Rankings and Credentials
Scholarships
University Profile
Rutgers University-New Brunswick (RU) was founded in 1766 in the city of New Brunswick, in New Jersey, USA. RU is the eighth-oldest higher education institution in the USA and one of the ‘Colonial Colleges’ founded before the American Revolution. The school was originally founded by members of the Dutch Reformed Church to train ministers and to “educate the youth in language, liberal, the divinity, and useful arts and sciences”. The institution, called Queen’s College, was granted its charter by the last Royal Governor of New Jersey, William Franklin in 1766. The first classes only had one teacher and were held in a tavern until the outbreak of the Revolutionary War. The school was renamed Rutgers College in 1825 after the wealthy New York philanthropist Henry Rutgers who saved it from financial difficulty when he donated $5000, allowing it to reopen. The college became a university in 1924 when it introduced graduate study programs and it became the state university of New Jersey in 1945. Shortly afterwards Rutgers merged with the University of Newark, College of South Jersey and South Jersey Law School which became semi-autonomous campuses of Rutgers known as Rutgers University–Newark and Rutgers University–Camden.

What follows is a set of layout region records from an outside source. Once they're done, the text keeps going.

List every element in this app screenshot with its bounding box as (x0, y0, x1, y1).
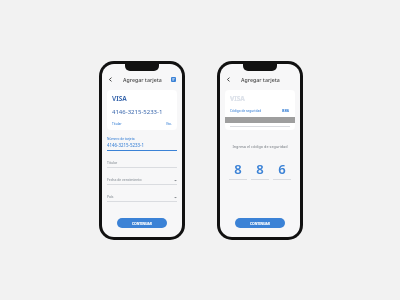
staticText: VISA (230, 94, 245, 103)
staticText: Número de tarjeta (107, 137, 135, 141)
button[interactable]: CONTINUAR (235, 218, 285, 228)
staticText: 4146-3215-5233-1 (107, 142, 144, 148)
staticText: Fecha de vencimiento (107, 177, 142, 182)
button[interactable]: Card info (169, 75, 178, 84)
staticText: 8 (229, 160, 247, 178)
button[interactable]: Número de tarjeta (107, 137, 177, 151)
staticText: Código de seguridad (230, 109, 262, 113)
button[interactable]: CONTINUAR (117, 218, 167, 228)
staticText: VISA (112, 94, 127, 103)
button[interactable]: 8 (229, 160, 247, 180)
staticText: Vto. (166, 122, 172, 126)
button[interactable]: Back (106, 75, 115, 84)
staticText: País (107, 194, 114, 199)
button[interactable]: 8 (251, 160, 269, 180)
staticText: 4146-3215-5233-1 (112, 108, 163, 116)
staticText: 8 (251, 160, 269, 178)
button[interactable]: Back (224, 75, 233, 84)
staticText: Titular (107, 160, 118, 165)
staticText: 6 (273, 160, 291, 178)
staticText: 886 (282, 108, 290, 114)
button[interactable]: 6 (273, 160, 291, 180)
staticText: Titular (112, 122, 122, 126)
button[interactable]: Fecha de vencimiento (107, 177, 177, 185)
staticText: Ingresa el código de seguridad (220, 144, 300, 149)
button[interactable]: País (107, 194, 177, 202)
staticText: CONTINUAR (250, 221, 270, 226)
staticText: CONTINUAR (132, 221, 152, 226)
staticText: Agregar tarjeta (241, 76, 280, 83)
staticText: Agregar tarjeta (123, 76, 162, 83)
button[interactable]: Titular (107, 160, 177, 168)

Today RU is a thriving public research university and a member of the Big Ten Academic Alliance. The university has in the region of 70,000 students over its many campuses and offers a vast range of academic options from undergraduate to doctoral level. The scope of RU’s academics is shown by the number of departments in the university – around 175 offering over 100 undergraduate and 100 masters and 80 doctoral degree programs. The university prides itself on its cutting edge research and is classified as a Research Intensive University by the Carnegie Foundation.